The neurobiology of migraine

Abstract

The understanding of migraine has moved well beyond its traditional characterization as a "vascular headache." In considering the basic neurobiology of migraine, it is important to begin with the concept of migraine as not merely a headache, but rather a heterogeneous array of episodic symptoms. Among the array of phenomena experienced by migraine patients are visual disturbances, nausea, cognitive dysfunction, fatigue, and sensitivity to light, sound, smell, and touch. These symptoms may occur independently or in any combination, and in some patients occur even in the absence of headache. The diversity and variability of symptoms experienced by migraine patients belies a complex neurobiology, involving multiple cellular, neurochemical, and neurophysiological processes occurring at multiple neuroanatomical sites. Migraine is a multifaceted neurobiological phenomenon that involves activation of diverse neurochemical and cellular signaling pathways in multiple regions of the brain. Propagated waves of cellular activity in the cortex, possibly involving distinct glial and vascular signaling mechanisms, can occur along with activation of brainstem centers and nociceptive pathways. Whether different brain regions become involved in a linear sequence, or as parallel processes, is uncertain. The modulation of brain signaling by genetic factors, and by sex and sex hormones, provides important clues regarding the fundamental mechanisms by which migraine is initiated and sustained. Each of these mechanisms may represent distinct therapeutic targets for this complex and commonly disabling disorder.

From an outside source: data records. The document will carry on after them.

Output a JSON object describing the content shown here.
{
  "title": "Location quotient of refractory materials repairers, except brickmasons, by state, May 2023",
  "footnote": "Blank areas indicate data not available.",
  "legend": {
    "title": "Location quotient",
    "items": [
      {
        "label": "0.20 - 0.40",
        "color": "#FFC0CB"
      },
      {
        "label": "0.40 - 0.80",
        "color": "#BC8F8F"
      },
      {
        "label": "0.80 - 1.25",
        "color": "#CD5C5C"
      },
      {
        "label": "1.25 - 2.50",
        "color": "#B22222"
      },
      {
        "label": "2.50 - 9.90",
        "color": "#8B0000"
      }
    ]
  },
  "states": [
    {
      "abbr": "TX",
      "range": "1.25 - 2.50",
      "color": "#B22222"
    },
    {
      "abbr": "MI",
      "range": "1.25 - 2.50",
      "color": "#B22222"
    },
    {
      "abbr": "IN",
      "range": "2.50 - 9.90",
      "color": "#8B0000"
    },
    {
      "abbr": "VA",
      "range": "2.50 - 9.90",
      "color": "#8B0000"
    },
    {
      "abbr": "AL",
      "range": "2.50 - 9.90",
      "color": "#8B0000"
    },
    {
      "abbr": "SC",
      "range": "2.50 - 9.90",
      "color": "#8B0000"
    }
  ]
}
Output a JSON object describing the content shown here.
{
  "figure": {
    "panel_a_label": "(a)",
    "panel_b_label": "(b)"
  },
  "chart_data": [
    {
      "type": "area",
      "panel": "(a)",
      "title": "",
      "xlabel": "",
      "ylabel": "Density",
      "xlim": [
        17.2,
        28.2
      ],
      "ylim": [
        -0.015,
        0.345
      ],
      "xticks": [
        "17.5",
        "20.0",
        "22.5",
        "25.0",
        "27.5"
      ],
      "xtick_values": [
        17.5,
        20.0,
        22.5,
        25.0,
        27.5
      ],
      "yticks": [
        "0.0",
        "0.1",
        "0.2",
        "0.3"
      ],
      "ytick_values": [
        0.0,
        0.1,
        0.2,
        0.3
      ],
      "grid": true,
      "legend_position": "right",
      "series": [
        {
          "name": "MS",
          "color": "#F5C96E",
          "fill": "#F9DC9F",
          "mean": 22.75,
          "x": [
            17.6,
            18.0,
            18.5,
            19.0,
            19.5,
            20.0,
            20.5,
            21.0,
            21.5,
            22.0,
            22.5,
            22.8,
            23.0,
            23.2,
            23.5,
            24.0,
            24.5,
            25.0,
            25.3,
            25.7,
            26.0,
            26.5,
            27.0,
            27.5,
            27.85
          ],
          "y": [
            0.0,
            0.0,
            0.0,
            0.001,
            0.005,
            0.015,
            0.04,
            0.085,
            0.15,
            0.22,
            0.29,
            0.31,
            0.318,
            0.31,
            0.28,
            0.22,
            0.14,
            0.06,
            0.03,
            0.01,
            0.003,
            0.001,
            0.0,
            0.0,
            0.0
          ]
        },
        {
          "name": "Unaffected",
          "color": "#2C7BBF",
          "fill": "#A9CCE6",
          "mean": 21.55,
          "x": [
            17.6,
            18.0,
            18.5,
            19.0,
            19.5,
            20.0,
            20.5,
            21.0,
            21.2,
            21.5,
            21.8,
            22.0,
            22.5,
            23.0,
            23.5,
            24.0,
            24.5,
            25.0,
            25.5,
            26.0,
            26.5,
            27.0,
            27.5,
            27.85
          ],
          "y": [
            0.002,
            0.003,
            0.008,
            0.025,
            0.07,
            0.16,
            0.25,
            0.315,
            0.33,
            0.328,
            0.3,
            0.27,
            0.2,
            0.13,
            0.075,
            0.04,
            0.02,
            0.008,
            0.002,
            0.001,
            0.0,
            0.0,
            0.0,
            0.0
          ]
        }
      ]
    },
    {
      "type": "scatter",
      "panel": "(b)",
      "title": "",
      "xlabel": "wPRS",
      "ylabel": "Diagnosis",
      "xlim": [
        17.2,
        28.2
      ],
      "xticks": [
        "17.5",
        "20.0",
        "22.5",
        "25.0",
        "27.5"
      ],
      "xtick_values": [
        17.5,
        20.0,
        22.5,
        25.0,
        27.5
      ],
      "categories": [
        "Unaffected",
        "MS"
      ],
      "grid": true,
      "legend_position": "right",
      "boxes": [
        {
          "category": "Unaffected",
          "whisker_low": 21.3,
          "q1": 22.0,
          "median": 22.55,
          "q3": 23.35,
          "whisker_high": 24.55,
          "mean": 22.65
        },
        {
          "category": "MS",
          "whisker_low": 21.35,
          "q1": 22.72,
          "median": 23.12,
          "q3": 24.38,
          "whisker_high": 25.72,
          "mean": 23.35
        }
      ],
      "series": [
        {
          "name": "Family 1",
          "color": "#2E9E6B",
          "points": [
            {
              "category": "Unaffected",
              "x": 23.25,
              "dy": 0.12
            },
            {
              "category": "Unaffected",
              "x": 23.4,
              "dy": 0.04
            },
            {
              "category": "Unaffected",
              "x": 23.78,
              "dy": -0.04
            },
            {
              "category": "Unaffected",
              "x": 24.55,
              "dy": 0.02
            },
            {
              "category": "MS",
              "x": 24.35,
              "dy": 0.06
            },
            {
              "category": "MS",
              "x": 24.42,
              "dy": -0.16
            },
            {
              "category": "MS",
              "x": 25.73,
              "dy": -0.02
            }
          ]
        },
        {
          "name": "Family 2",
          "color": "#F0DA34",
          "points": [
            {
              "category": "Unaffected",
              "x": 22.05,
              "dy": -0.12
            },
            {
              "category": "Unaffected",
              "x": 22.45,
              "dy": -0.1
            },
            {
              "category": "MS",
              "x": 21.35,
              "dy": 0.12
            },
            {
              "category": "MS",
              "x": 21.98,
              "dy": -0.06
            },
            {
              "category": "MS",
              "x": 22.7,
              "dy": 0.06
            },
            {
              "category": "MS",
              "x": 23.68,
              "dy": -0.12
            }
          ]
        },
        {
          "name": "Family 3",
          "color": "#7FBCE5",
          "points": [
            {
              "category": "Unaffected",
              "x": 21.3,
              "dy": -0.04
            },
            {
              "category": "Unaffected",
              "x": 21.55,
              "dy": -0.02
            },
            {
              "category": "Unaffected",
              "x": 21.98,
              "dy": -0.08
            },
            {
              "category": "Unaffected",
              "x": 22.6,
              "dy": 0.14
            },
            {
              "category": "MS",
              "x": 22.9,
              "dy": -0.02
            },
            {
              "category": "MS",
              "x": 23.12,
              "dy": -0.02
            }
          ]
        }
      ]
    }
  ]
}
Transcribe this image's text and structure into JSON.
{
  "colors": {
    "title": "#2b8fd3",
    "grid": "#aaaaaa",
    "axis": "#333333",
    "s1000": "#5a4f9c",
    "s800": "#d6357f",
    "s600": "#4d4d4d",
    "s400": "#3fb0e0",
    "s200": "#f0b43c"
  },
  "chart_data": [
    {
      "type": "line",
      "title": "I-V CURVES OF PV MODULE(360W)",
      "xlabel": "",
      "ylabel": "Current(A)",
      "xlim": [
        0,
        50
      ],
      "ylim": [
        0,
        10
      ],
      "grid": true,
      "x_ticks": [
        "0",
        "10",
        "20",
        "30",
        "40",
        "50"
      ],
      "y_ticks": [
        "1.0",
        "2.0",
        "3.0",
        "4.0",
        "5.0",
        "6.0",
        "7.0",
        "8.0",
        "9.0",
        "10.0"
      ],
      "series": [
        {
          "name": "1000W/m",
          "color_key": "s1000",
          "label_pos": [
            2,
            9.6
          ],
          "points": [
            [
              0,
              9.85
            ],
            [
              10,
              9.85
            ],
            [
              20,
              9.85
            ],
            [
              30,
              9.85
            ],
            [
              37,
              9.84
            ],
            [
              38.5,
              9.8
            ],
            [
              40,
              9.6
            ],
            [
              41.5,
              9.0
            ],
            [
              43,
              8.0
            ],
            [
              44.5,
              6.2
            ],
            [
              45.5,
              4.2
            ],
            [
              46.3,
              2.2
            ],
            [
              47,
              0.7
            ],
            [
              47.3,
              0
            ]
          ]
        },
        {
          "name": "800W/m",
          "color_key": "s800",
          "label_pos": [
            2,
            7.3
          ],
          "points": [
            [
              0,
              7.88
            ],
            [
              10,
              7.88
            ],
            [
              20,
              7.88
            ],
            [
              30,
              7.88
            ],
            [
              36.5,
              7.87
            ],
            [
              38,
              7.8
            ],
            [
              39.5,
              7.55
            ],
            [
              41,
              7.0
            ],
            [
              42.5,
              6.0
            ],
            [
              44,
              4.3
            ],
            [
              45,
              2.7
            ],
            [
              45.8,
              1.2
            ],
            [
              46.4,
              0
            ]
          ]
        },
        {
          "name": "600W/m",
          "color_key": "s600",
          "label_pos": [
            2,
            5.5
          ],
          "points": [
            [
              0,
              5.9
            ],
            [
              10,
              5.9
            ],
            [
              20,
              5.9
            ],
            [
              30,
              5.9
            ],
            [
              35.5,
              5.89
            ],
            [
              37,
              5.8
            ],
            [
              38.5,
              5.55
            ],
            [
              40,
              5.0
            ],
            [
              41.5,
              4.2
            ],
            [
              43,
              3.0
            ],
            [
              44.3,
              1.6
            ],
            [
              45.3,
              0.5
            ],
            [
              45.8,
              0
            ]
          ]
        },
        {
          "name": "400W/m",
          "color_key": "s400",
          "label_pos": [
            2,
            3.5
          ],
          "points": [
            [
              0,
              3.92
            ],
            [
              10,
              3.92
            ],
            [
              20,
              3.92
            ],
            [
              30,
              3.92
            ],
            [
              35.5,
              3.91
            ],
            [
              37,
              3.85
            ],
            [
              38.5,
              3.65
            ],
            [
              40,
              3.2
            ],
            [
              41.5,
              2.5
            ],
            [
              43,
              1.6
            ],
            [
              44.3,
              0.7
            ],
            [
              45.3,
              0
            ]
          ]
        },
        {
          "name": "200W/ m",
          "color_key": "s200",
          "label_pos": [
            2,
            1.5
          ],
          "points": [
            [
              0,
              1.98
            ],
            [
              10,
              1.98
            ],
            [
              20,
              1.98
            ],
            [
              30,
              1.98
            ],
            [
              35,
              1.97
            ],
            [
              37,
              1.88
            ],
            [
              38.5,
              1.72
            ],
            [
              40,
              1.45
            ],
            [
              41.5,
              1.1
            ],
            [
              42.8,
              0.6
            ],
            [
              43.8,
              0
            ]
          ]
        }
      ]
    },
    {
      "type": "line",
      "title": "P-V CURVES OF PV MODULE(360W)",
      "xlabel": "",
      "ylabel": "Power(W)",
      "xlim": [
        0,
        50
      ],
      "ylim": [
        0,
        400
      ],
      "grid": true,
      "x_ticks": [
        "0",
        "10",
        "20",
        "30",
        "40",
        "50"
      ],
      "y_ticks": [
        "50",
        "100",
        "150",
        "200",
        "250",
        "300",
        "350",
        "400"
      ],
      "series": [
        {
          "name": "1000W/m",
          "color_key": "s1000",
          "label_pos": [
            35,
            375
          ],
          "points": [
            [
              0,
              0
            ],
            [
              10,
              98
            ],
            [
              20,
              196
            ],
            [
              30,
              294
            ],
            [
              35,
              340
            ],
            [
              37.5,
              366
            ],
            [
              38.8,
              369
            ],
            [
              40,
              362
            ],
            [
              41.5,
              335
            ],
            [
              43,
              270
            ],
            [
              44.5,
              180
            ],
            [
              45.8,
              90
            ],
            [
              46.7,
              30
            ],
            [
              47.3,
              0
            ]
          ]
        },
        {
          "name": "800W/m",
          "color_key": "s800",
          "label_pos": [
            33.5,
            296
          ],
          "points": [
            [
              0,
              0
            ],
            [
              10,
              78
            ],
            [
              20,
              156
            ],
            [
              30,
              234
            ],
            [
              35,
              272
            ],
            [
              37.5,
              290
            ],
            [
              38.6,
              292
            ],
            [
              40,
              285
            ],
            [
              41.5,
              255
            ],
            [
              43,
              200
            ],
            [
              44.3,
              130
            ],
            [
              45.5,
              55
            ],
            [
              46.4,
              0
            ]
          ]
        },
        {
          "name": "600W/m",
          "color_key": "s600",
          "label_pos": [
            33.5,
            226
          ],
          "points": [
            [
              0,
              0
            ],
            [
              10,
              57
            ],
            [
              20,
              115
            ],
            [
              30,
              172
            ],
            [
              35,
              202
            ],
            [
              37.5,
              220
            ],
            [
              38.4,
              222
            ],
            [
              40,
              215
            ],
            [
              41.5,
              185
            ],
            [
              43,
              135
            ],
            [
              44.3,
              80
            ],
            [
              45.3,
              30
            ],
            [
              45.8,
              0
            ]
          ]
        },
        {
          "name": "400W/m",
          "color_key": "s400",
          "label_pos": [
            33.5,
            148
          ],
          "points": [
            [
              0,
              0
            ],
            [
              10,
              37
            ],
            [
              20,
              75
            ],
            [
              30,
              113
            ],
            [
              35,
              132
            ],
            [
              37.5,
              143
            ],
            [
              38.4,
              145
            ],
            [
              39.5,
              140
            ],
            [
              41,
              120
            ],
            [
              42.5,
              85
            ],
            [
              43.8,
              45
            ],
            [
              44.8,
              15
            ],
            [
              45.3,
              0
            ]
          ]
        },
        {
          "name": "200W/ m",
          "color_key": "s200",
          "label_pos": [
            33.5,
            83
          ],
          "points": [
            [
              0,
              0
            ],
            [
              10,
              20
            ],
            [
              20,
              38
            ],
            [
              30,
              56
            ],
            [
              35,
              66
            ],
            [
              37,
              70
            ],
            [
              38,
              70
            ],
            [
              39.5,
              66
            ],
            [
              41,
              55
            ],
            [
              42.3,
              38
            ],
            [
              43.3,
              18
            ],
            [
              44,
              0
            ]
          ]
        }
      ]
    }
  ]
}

Copyright © 2011 Elsevier B.V. All rights reserved.

Figures

Fig. 7.1

Cortical spreading depression (CSD) and astrocyte calcium waves. (A) Optical imaging of the cortical surface in a mouse. Far left panel shows image of mouse cortex visualized through the thinned skull of an anesthetized mouse (a recording electrode is seen in the upper right of the field; image scale = 1200 × 1200 μm). Subsequent images show change in reflectance of this area of cortex over time associated with a CSD wave. A change in optical signal of the parenchyma spreads slowly across the cortex. Dilation (darkening) of surface arteries propagates ahead of the CSD wavefront, followed by constriction of these vessels accompanying the CSD wave. (B) Astrocyte calcium wave. Images show fluorescence of the calcium indicator fluo-4 with an inverse gray scale (darker gray indicates higher intracellular calcium; image scale = 400 × 400 μm). Mechanical stimulation of a single cell with a micropipette evokes a wave of increased calcium concentration that spreads from cell to cell over as many as hundreds of cells. The temporal and spatial characteristics of this wave are remarkably similar to those of CSD.

Fig. 7.2

Schematic of hypothesized sequence of events in migraine. Each step in the sequence may have discrete thresholds, and involve distinct molecular, cellular, and neurochemical pathways. This complexity may underlie the heterogeneous and variable clinical presentation of migraine. BBB, blood–brain barrier.